Delaney’s article outlines the stigma that unemployment carries, with the revelation that unemployment discrimination begins within the first month of unemployment:
In one study…47 experienced HR Professionals [were asked] to review resumes that were identical except for one detail: Half said the candidate was currently employed, and half said the person had been out of work for a month. The ‘currently employed’ candidate received better marks for competence and hirability.
Though these two sets of resumes were identical in every other regard, the simple fact that a candidate had lost his or her job a month ago made hiring the candidate less desirable. I highly doubt that four weeks without work impairs any unemployed candidate’s skill set, yet the stigma is evident in the results. And then there was this:
In another experiment, researchers asked a group of students to review resumes from ‘employed’ and ‘unemployed’ job candidates, with the latter group divided between people who’d left their jobs voluntarily and people who had been let go. The ‘laid off’ crowd faired no better than the quitters.
In economically booming times, I can appreciate a slight hesitation in hiring someone who is laid off (let me reiterate slight), but according to the US Bureau of Labor Statistics, the Jobless Rate is up in 27 states as of mid-July. Many exceptional employees are without work, and applying to your job postings.
Coming from agency recruiting, I cannot even count the number of times a hiring manager would tell me that they would only look at candidates who were employed. In this economy, by having such tunnel vision, you are really limiting yourself and your pool of talent.

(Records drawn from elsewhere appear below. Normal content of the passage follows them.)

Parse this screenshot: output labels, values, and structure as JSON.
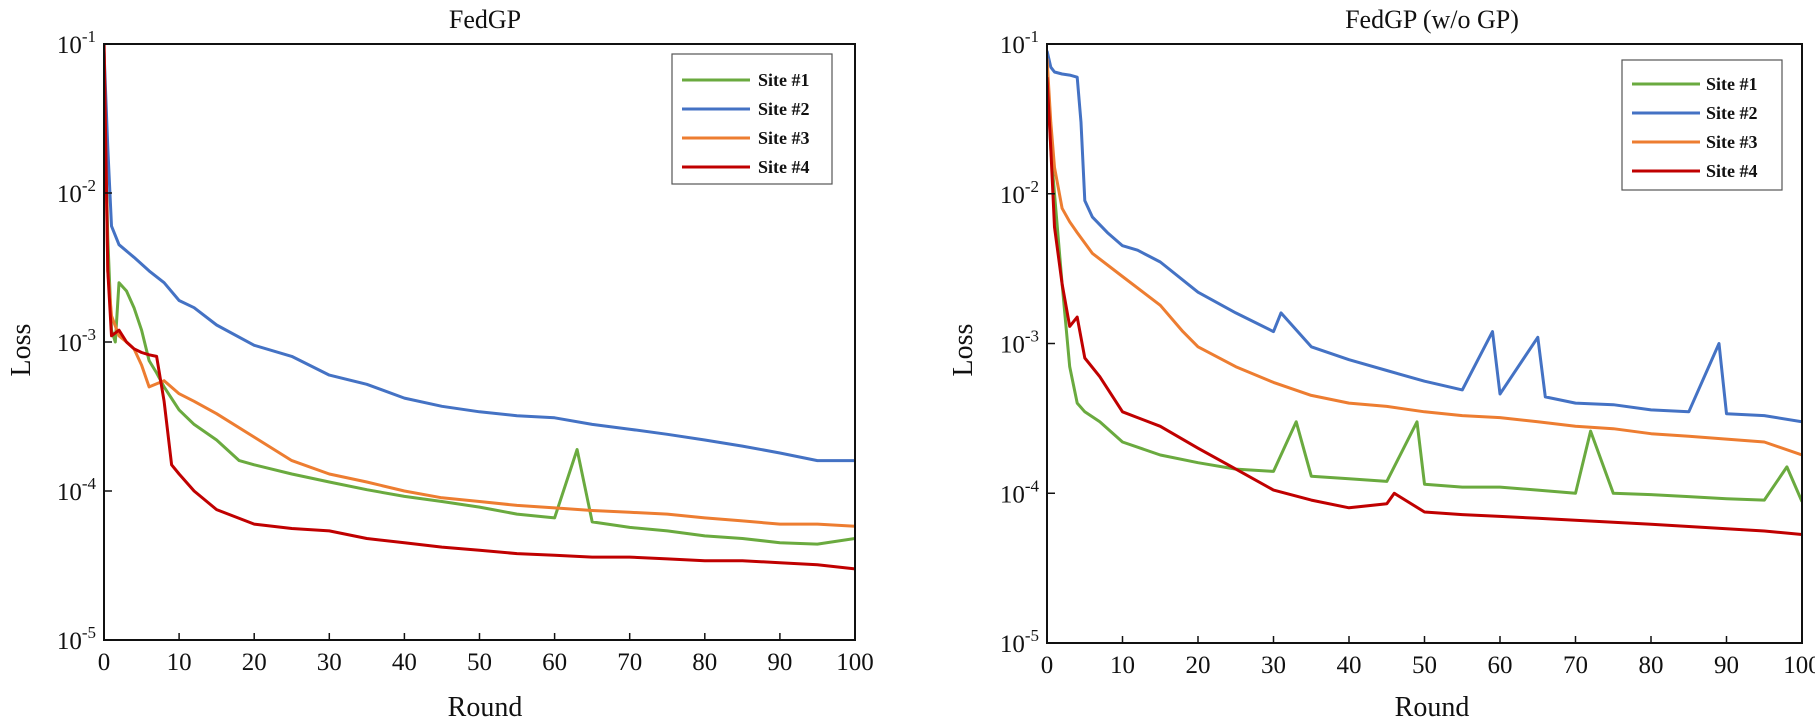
{
  "chart_data": [
    {
      "type": "line",
      "title": "FedGP",
      "xlabel": "Round",
      "ylabel": "Loss",
      "y_scale": "log",
      "xlim": [
        0,
        100
      ],
      "ylim": [
        1e-05,
        0.1
      ],
      "x_ticks": [
        "0",
        "10",
        "20",
        "30",
        "40",
        "50",
        "60",
        "70",
        "80",
        "90",
        "100"
      ],
      "y_ticks": [
        {
          "base": "10",
          "exp": "-1"
        },
        {
          "base": "10",
          "exp": "-2"
        },
        {
          "base": "10",
          "exp": "-3"
        },
        {
          "base": "10",
          "exp": "-4"
        },
        {
          "base": "10",
          "exp": "-5"
        }
      ],
      "legend_position": "top-right",
      "grid": false,
      "series": [
        {
          "name": "Site #1",
          "color": "#6aaa3f",
          "points": [
            [
              0,
              0.06
            ],
            [
              0.5,
              0.005
            ],
            [
              1,
              0.0012
            ],
            [
              1.5,
              0.001
            ],
            [
              2,
              0.0025
            ],
            [
              3,
              0.0022
            ],
            [
              4,
              0.0017
            ],
            [
              5,
              0.0012
            ],
            [
              6,
              0.00075
            ],
            [
              7,
              0.00062
            ],
            [
              8,
              0.0005
            ],
            [
              10,
              0.00035
            ],
            [
              12,
              0.00028
            ],
            [
              15,
              0.00022
            ],
            [
              18,
              0.00016
            ],
            [
              20,
              0.00015
            ],
            [
              25,
              0.00013
            ],
            [
              30,
              0.000115
            ],
            [
              35,
              0.000102
            ],
            [
              40,
              9.2e-05
            ],
            [
              45,
              8.5e-05
            ],
            [
              50,
              7.8e-05
            ],
            [
              55,
              7e-05
            ],
            [
              60,
              6.6e-05
            ],
            [
              63,
              0.00019
            ],
            [
              65,
              6.2e-05
            ],
            [
              70,
              5.7e-05
            ],
            [
              75,
              5.4e-05
            ],
            [
              80,
              5e-05
            ],
            [
              85,
              4.8e-05
            ],
            [
              90,
              4.5e-05
            ],
            [
              95,
              4.4e-05
            ],
            [
              100,
              4.8e-05
            ]
          ]
        },
        {
          "name": "Site #2",
          "color": "#4472c4",
          "points": [
            [
              0,
              0.09
            ],
            [
              0.5,
              0.02
            ],
            [
              1,
              0.006
            ],
            [
              2,
              0.0045
            ],
            [
              4,
              0.0037
            ],
            [
              6,
              0.003
            ],
            [
              8,
              0.0025
            ],
            [
              10,
              0.0019
            ],
            [
              12,
              0.0017
            ],
            [
              15,
              0.0013
            ],
            [
              20,
              0.00095
            ],
            [
              25,
              0.0008
            ],
            [
              30,
              0.0006
            ],
            [
              35,
              0.00052
            ],
            [
              40,
              0.00042
            ],
            [
              45,
              0.00037
            ],
            [
              50,
              0.00034
            ],
            [
              55,
              0.00032
            ],
            [
              60,
              0.00031
            ],
            [
              65,
              0.00028
            ],
            [
              70,
              0.00026
            ],
            [
              75,
              0.00024
            ],
            [
              80,
              0.00022
            ],
            [
              85,
              0.0002
            ],
            [
              90,
              0.00018
            ],
            [
              95,
              0.00016
            ],
            [
              100,
              0.00016
            ]
          ]
        },
        {
          "name": "Site #3",
          "color": "#ed7d31",
          "points": [
            [
              0,
              0.09
            ],
            [
              0.5,
              0.003
            ],
            [
              1,
              0.0015
            ],
            [
              2,
              0.0011
            ],
            [
              3,
              0.001
            ],
            [
              4,
              0.0009
            ],
            [
              5,
              0.0007
            ],
            [
              6,
              0.0005
            ],
            [
              8,
              0.00055
            ],
            [
              10,
              0.00045
            ],
            [
              12,
              0.0004
            ],
            [
              15,
              0.00033
            ],
            [
              20,
              0.00023
            ],
            [
              25,
              0.00016
            ],
            [
              30,
              0.00013
            ],
            [
              35,
              0.000115
            ],
            [
              40,
              0.0001
            ],
            [
              45,
              9e-05
            ],
            [
              50,
              8.5e-05
            ],
            [
              55,
              8e-05
            ],
            [
              60,
              7.7e-05
            ],
            [
              65,
              7.4e-05
            ],
            [
              70,
              7.2e-05
            ],
            [
              75,
              7e-05
            ],
            [
              80,
              6.6e-05
            ],
            [
              85,
              6.3e-05
            ],
            [
              90,
              6e-05
            ],
            [
              95,
              6e-05
            ],
            [
              100,
              5.8e-05
            ]
          ]
        },
        {
          "name": "Site #4",
          "color": "#c00000",
          "points": [
            [
              0,
              0.11
            ],
            [
              0.5,
              0.003
            ],
            [
              1,
              0.0011
            ],
            [
              2,
              0.0012
            ],
            [
              3,
              0.001
            ],
            [
              4,
              0.0009
            ],
            [
              5,
              0.00085
            ],
            [
              6,
              0.00082
            ],
            [
              7,
              0.0008
            ],
            [
              8,
              0.0004
            ],
            [
              9,
              0.00015
            ],
            [
              10,
              0.00013
            ],
            [
              12,
              0.0001
            ],
            [
              15,
              7.5e-05
            ],
            [
              20,
              6e-05
            ],
            [
              25,
              5.6e-05
            ],
            [
              30,
              5.4e-05
            ],
            [
              35,
              4.8e-05
            ],
            [
              40,
              4.5e-05
            ],
            [
              45,
              4.2e-05
            ],
            [
              50,
              4e-05
            ],
            [
              55,
              3.8e-05
            ],
            [
              60,
              3.7e-05
            ],
            [
              65,
              3.6e-05
            ],
            [
              70,
              3.6e-05
            ],
            [
              75,
              3.5e-05
            ],
            [
              80,
              3.4e-05
            ],
            [
              85,
              3.4e-05
            ],
            [
              90,
              3.3e-05
            ],
            [
              95,
              3.2e-05
            ],
            [
              100,
              3e-05
            ]
          ]
        }
      ]
    },
    {
      "type": "line",
      "title": "FedGP (w/o GP)",
      "xlabel": "Round",
      "ylabel": "Loss",
      "y_scale": "log",
      "xlim": [
        0,
        100
      ],
      "ylim": [
        1e-05,
        0.1
      ],
      "x_ticks": [
        "0",
        "10",
        "20",
        "30",
        "40",
        "50",
        "60",
        "70",
        "80",
        "90",
        "100"
      ],
      "y_ticks": [
        {
          "base": "10",
          "exp": "-1"
        },
        {
          "base": "10",
          "exp": "-2"
        },
        {
          "base": "10",
          "exp": "-3"
        },
        {
          "base": "10",
          "exp": "-4"
        },
        {
          "base": "10",
          "exp": "-5"
        }
      ],
      "legend_position": "top-right",
      "grid": false,
      "series": [
        {
          "name": "Site #1",
          "color": "#6aaa3f",
          "points": [
            [
              0,
              0.08
            ],
            [
              0.5,
              0.02
            ],
            [
              1,
              0.01
            ],
            [
              2,
              0.0025
            ],
            [
              3,
              0.0007
            ],
            [
              4,
              0.0004
            ],
            [
              5,
              0.00035
            ],
            [
              7,
              0.0003
            ],
            [
              10,
              0.00022
            ],
            [
              15,
              0.00018
            ],
            [
              20,
              0.00016
            ],
            [
              25,
              0.000145
            ],
            [
              30,
              0.00014
            ],
            [
              33,
              0.0003
            ],
            [
              35,
              0.00013
            ],
            [
              40,
              0.000125
            ],
            [
              45,
              0.00012
            ],
            [
              49,
              0.0003
            ],
            [
              50,
              0.000115
            ],
            [
              55,
              0.00011
            ],
            [
              60,
              0.00011
            ],
            [
              65,
              0.000105
            ],
            [
              70,
              0.0001
            ],
            [
              72,
              0.00026
            ],
            [
              75,
              0.0001
            ],
            [
              80,
              9.8e-05
            ],
            [
              85,
              9.5e-05
            ],
            [
              90,
              9.2e-05
            ],
            [
              95,
              9e-05
            ],
            [
              98,
              0.00015
            ],
            [
              100,
              8.8e-05
            ]
          ]
        },
        {
          "name": "Site #2",
          "color": "#4472c4",
          "points": [
            [
              0,
              0.09
            ],
            [
              0.5,
              0.07
            ],
            [
              1,
              0.065
            ],
            [
              2,
              0.063
            ],
            [
              3,
              0.062
            ],
            [
              4,
              0.06
            ],
            [
              4.5,
              0.03
            ],
            [
              5,
              0.009
            ],
            [
              6,
              0.007
            ],
            [
              8,
              0.0055
            ],
            [
              10,
              0.0045
            ],
            [
              12,
              0.0042
            ],
            [
              15,
              0.0035
            ],
            [
              20,
              0.0022
            ],
            [
              25,
              0.0016
            ],
            [
              30,
              0.0012
            ],
            [
              31,
              0.0016
            ],
            [
              35,
              0.00095
            ],
            [
              40,
              0.00078
            ],
            [
              45,
              0.00066
            ],
            [
              50,
              0.00056
            ],
            [
              55,
              0.00049
            ],
            [
              59,
              0.0012
            ],
            [
              60,
              0.00046
            ],
            [
              65,
              0.0011
            ],
            [
              66,
              0.00044
            ],
            [
              70,
              0.0004
            ],
            [
              75,
              0.00039
            ],
            [
              80,
              0.00036
            ],
            [
              85,
              0.00035
            ],
            [
              89,
              0.001
            ],
            [
              90,
              0.00034
            ],
            [
              95,
              0.00033
            ],
            [
              100,
              0.0003
            ]
          ]
        },
        {
          "name": "Site #3",
          "color": "#ed7d31",
          "points": [
            [
              0,
              0.08
            ],
            [
              0.5,
              0.03
            ],
            [
              1,
              0.015
            ],
            [
              2,
              0.008
            ],
            [
              3,
              0.0065
            ],
            [
              4,
              0.0055
            ],
            [
              6,
              0.004
            ],
            [
              10,
              0.0028
            ],
            [
              15,
              0.0018
            ],
            [
              18,
              0.0012
            ],
            [
              20,
              0.00095
            ],
            [
              25,
              0.0007
            ],
            [
              30,
              0.00055
            ],
            [
              35,
              0.00045
            ],
            [
              40,
              0.0004
            ],
            [
              45,
              0.00038
            ],
            [
              50,
              0.00035
            ],
            [
              55,
              0.00033
            ],
            [
              60,
              0.00032
            ],
            [
              65,
              0.0003
            ],
            [
              70,
              0.00028
            ],
            [
              75,
              0.00027
            ],
            [
              80,
              0.00025
            ],
            [
              85,
              0.00024
            ],
            [
              90,
              0.00023
            ],
            [
              95,
              0.00022
            ],
            [
              100,
              0.00018
            ]
          ]
        },
        {
          "name": "Site #4",
          "color": "#c00000",
          "points": [
            [
              0,
              0.06
            ],
            [
              0.5,
              0.02
            ],
            [
              1,
              0.006
            ],
            [
              2,
              0.0025
            ],
            [
              3,
              0.0013
            ],
            [
              4,
              0.0015
            ],
            [
              5,
              0.0008
            ],
            [
              7,
              0.0006
            ],
            [
              10,
              0.00035
            ],
            [
              12,
              0.00032
            ],
            [
              15,
              0.00028
            ],
            [
              20,
              0.0002
            ],
            [
              25,
              0.000145
            ],
            [
              30,
              0.000105
            ],
            [
              35,
              9e-05
            ],
            [
              40,
              8e-05
            ],
            [
              45,
              8.5e-05
            ],
            [
              46,
              0.0001
            ],
            [
              50,
              7.5e-05
            ],
            [
              55,
              7.2e-05
            ],
            [
              60,
              7e-05
            ],
            [
              65,
              6.8e-05
            ],
            [
              70,
              6.6e-05
            ],
            [
              75,
              6.4e-05
            ],
            [
              80,
              6.2e-05
            ],
            [
              85,
              6e-05
            ],
            [
              90,
              5.8e-05
            ],
            [
              95,
              5.6e-05
            ],
            [
              100,
              5.3e-05
            ]
          ]
        }
      ]
    }
  ]
}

Sure, if someone has not worked in over a year maybe then start to ask questions, but a few months unemployed? Are you really not going to read that resume?
I am shocked at my own occasional dismissiveness of unemployed candidates, as I myself was unemployed for a month-and-a-half this past winter. Reading the results of the experiments that Delaney reports, I found myself enraged that hiring managers and HR professionals were discriminating against the recently unemployed. That is until I had the “a-ha” moment that I was, too.
Having gained some perspective on this rampant problem, I feel confident saying that the recently unemployed should be examined under the same lens as the employed (with exceptions for the individuals who were fired for say, embezzlement or something of the sort). This is especially true in start-up and expansion-stage companies. The emphasis for employers at such young companies should be on getting qualified, competent individuals who will fit the culture of the company. Taking off my unemployment blinders is something I am going to work on going forward, and I urge my readers to do the same.